Seamanship Quotation

“In political activity, then, men sail a boundless and bottomless sea; there is neither harbour for shelter nor floor for anchorage, neither starting-place nor appointed destination.”
— from Michael Oakeshott's
Political Education” (1951)

Monday, June 13, 2011

Stability—Today’s big hairy idea

Listening to a vacuous speech on inflation and gasoline prices, a marketing specialist whispered: “He’s got it! The problem is high prices. The answer is low prices. Okay?”
These days, the closer the executive, the investor, the pundit, the congressman and the registered Republican in Wisconsin gets to making a decision the more the damnable uncertainty of the times bears down. Uncertainly is slowing us down.
Most conservatives generally don’t believe we can manage the climate. The weather is not a problem, like inflation or teenage pregnancy that can be altered by public policy. Yet, many politicians seem to believe that uncertainty isn’t an interesting life’s companion but another unnecessary problem—created by the other guy’s ideas and, most excitingly, something that can be swept away by “stability.”
Stephen Harper discovered that Canadians like the word “stable” and used it in the last election to advance a stark proposition: give me a majority and I’ll deliver. As an incumbent, however, he couldn’t use the word “stability” as the solution—a wand to vanquish uncertainty and its foolish proponents in Canada and in Washington. That kind of magic is reserved for the stump speeches of presidential candidates.
Tim Pawlenty doesn’t have the voice or the girth of a demagogue and may not have the staying power to say what he’s saying now for another fifteen months. However, his economic message boils down to a child’s prayer: without Washington, America can grow by five percent annually—for ten years. If we strip Washington of the money necessary to play an active role in society, America will be stable and will grow like it did so beautifully, so briefly, in the early 1950s.
He echoes a school of political economy that believes in the boundless creative power of markets and the boundless negative power of the state. Market failures aren’t solved by government, they’re authored by government; government—not this crazy world—makes us uncertain and irresolute.
Today’s facts, glaringly, say otherwise.
High unemployment and stagnant middle-class incomes aren’t persisting because the cost of government is rising or because American capitalists are timid.

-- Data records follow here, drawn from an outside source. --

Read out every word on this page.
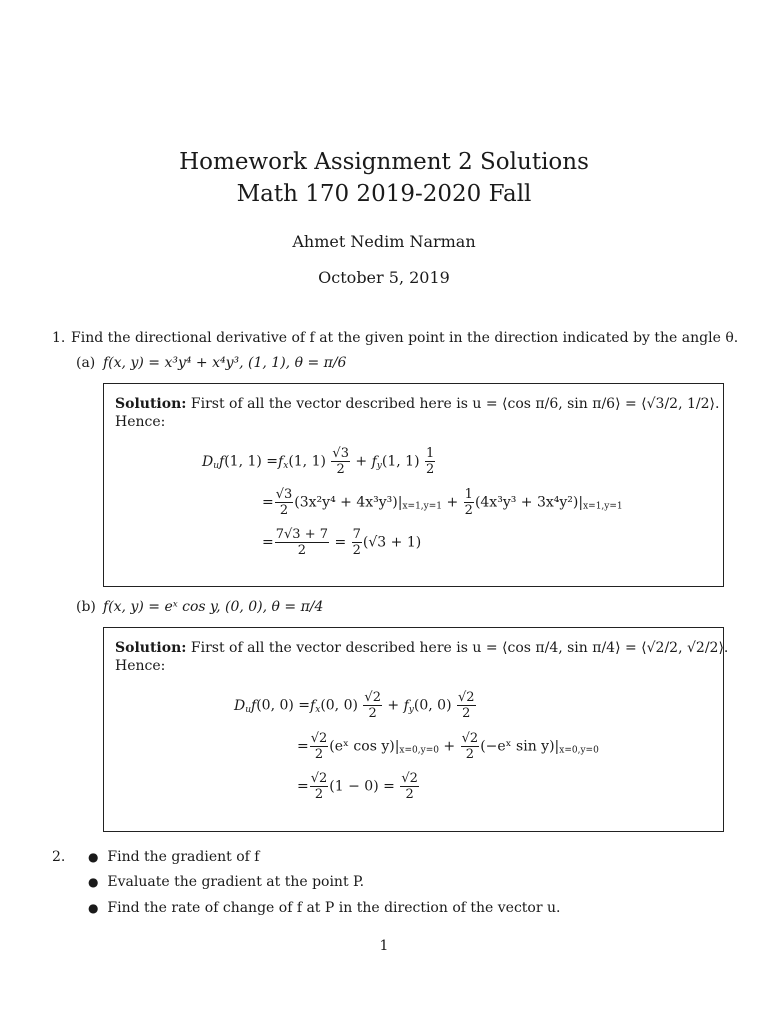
Homework Assignment 2 Solutions
Math 170 2019-2020 Fall
Ahmet Nedim Narman
October 5, 2019
1. Find the directional derivative of f at the given point in the direction indicated by the angle θ.
(a) f(x, y) = x³y⁴ + x⁴y³, (1, 1), θ = π/6
Solution: First of all the vector described here is u = ⟨cos π/6, sin π/6⟩ = ⟨√3/2, 1/2⟩.
Hence:
$D_uf(1$, $1) =f_x(1$, $1) \frac{√3}{2} + f_y(1$, $1) \frac{1}{2}$
= $\frac{√3}{2} (3x^2y^4 + 4x^3y^3)|_{x=1,y=1} + \frac{1}{2} (4x^3y^3 + 3x^4y^2)|_{x=1,y=1}$
= $\frac{7√3 + 7}{2} = \frac{7}{2} (√3 + 1)$
(b) f(x, y) = eˣ cos y, (0, 0), θ = π/4
Solution: First of all the vector described here is u = ⟨cos π/4, sin π/4⟩ = ⟨√2/2, √2/2⟩.
Hence:
$D_uf(0$, $0) =f_x(0$, $0) \frac{√2}{2} + f_y(0$, $0) \frac{√2}{2}$
= $\frac{√2}{2}$ (eˣ $\cos y)|_{x=0,y=0} + \frac{√2}{2}$ (−eˣ $\sin y)|_{x=0,y=0}$
= $\frac{√2}{2} (1 - 0) = \frac{√2}{2}$
2. ● Find the gradient of f
● Evaluate the gradient at the point P.
● Find the rate of change of f at P in the direction of the vector u.
1
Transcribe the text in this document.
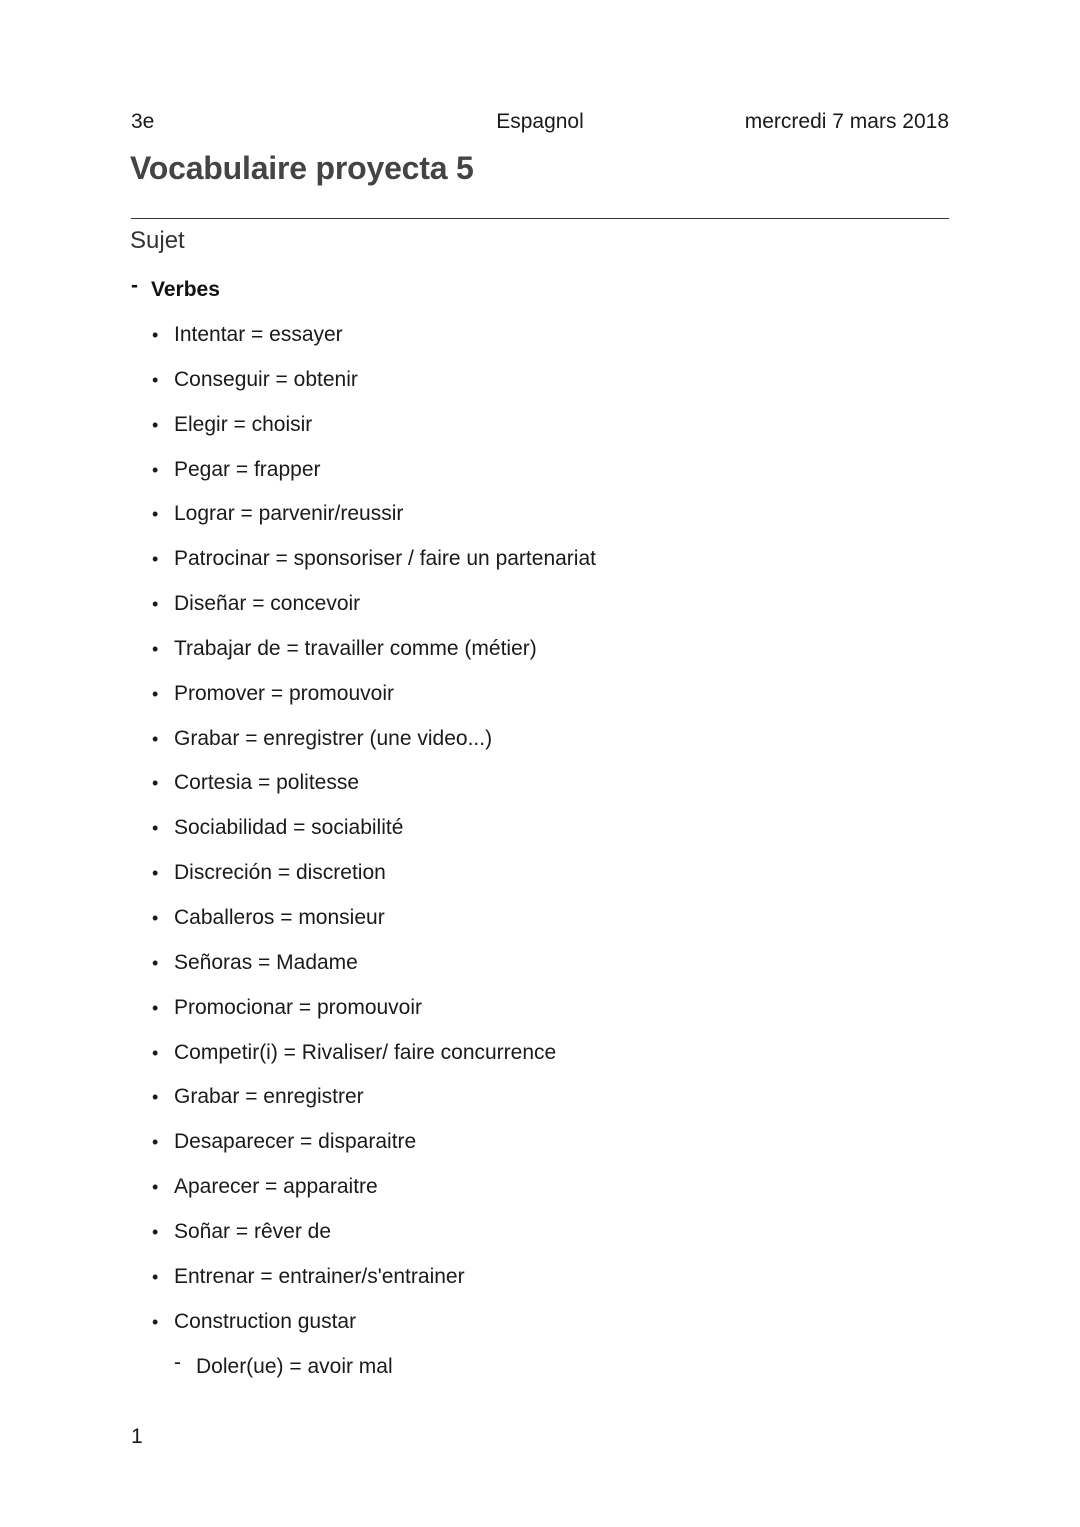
3e	Espagnol	mercredi 7 mars 2018
Vocabulaire proyecta 5
Sujet
- Verbes
• Intentar = essayer
• Conseguir = obtenir
• Elegir = choisir
• Pegar = frapper
• Lograr = parvenir/reussir
• Patrocinar = sponsoriser / faire un partenariat
• Diseñar = concevoir
• Trabajar de = travailler comme (métier)
• Promover = promouvoir
• Grabar = enregistrer (une video...)
• Cortesia = politesse
• Sociabilidad = sociabilité
• Discreción = discretion
• Caballeros = monsieur
• Señoras = Madame
• Promocionar = promouvoir
• Competir(i) = Rivaliser/ faire concurrence
• Grabar = enregistrer
• Desaparecer = disparaitre
• Aparecer = apparaitre
• Soñar = rêver de
• Entrenar = entrainer/s'entrainer
• Construction gustar
- Doler(ue) = avoir mal
1
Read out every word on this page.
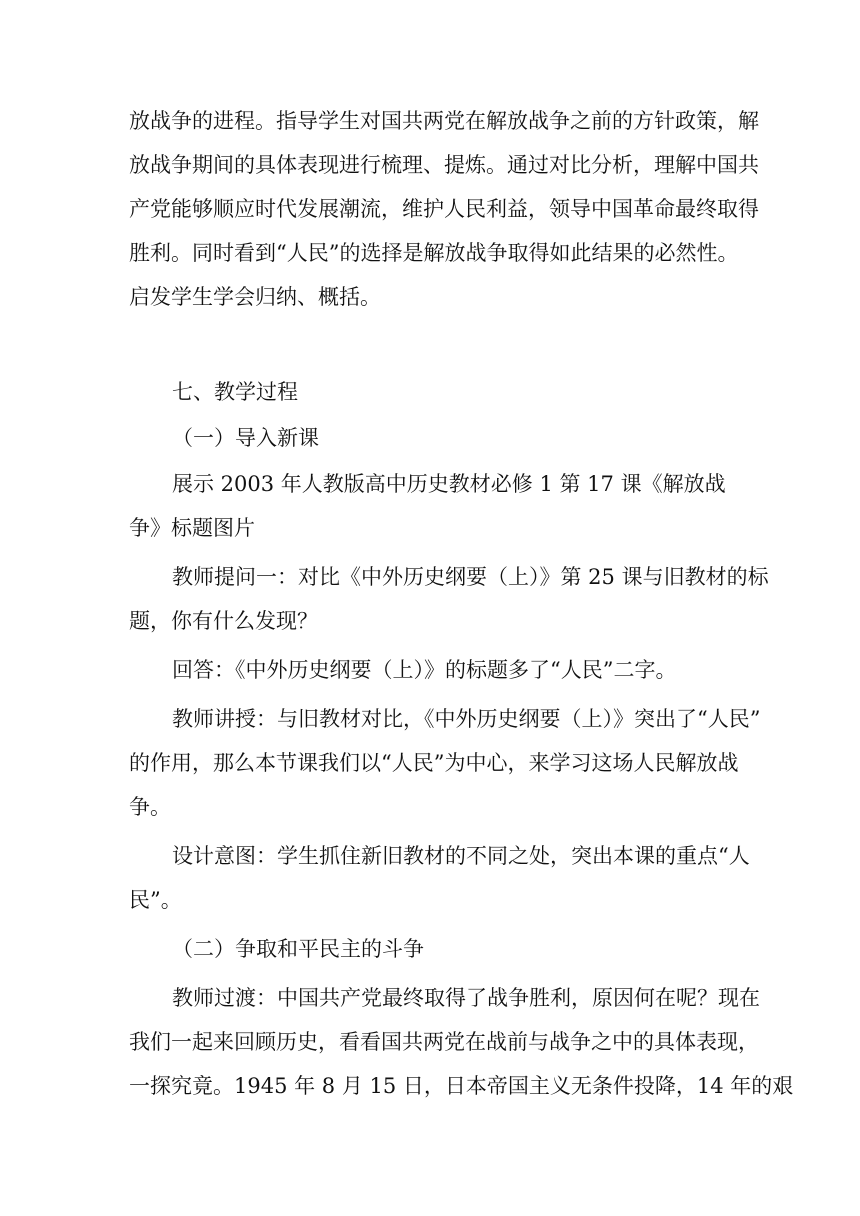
放战争的进程。指导学生对国共两党在解放战争之前的方针政策，解
放战争期间的具体表现进行梳理、提炼。通过对比分析，理解中国共
产党能够顺应时代发展潮流，维护人民利益，领导中国革命最终取得
胜利。同时看到“人民”的选择是解放战争取得如此结果的必然性。
启发学生学会归纳、概括。
七、教学过程
（一）导入新课
展示 2003 年人教版高中历史教材必修 1 第 17 课《解放战
争》标题图片
教师提问一：对比《中外历史纲要（上）》第 25 课与旧教材的标
题，你有什么发现？
回答：《中外历史纲要（上）》的标题多了“人民”二字。
教师讲授：与旧教材对比，《中外历史纲要（上）》突出了“人民”
的作用，那么本节课我们以“人民”为中心，来学习这场人民解放战
争。
设计意图：学生抓住新旧教材的不同之处，突出本课的重点“人
民”。
（二）争取和平民主的斗争
教师过渡：中国共产党最终取得了战争胜利，原因何在呢？现在
我们一起来回顾历史，看看国共两党在战前与战争之中的具体表现，
一探究竟。1945 年 8 月 15 日，日本帝国主义无条件投降，14 年的艰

American taxpayers are getting back, in services and support, 40% more from big government than they’re paying for. And big business is booming. America is once again the 2nd biggest export manufacturer in the world. The Dow has risen 85% since the Great Recession. In May, employment growth was disappointing. Nevertheless, there were also 18 major IPOs, the best month this year.
Most Americans aren’t happy with their economic circumstances and are uncertain about the future. However, it is ridiculous to suggest that business is waiting on its hands for another round of massive Republican spending and tax cuts or that the middle-class is paralyzed by worry that Obama may ask the rich to pay more in 2013.
As was not the case during the Dirty Thirties, there is now a wide consensus that favors private enterprise and free markets. However, stability isn’t sitting on a shelf like some kind of food additive waiting to be released on America.
Business would like the good stuff to stay the same and problems retreat on their own. Who doesn’t? The political market, like the private market, however, works for the best when it solves problems rather than bemoans uncertain times.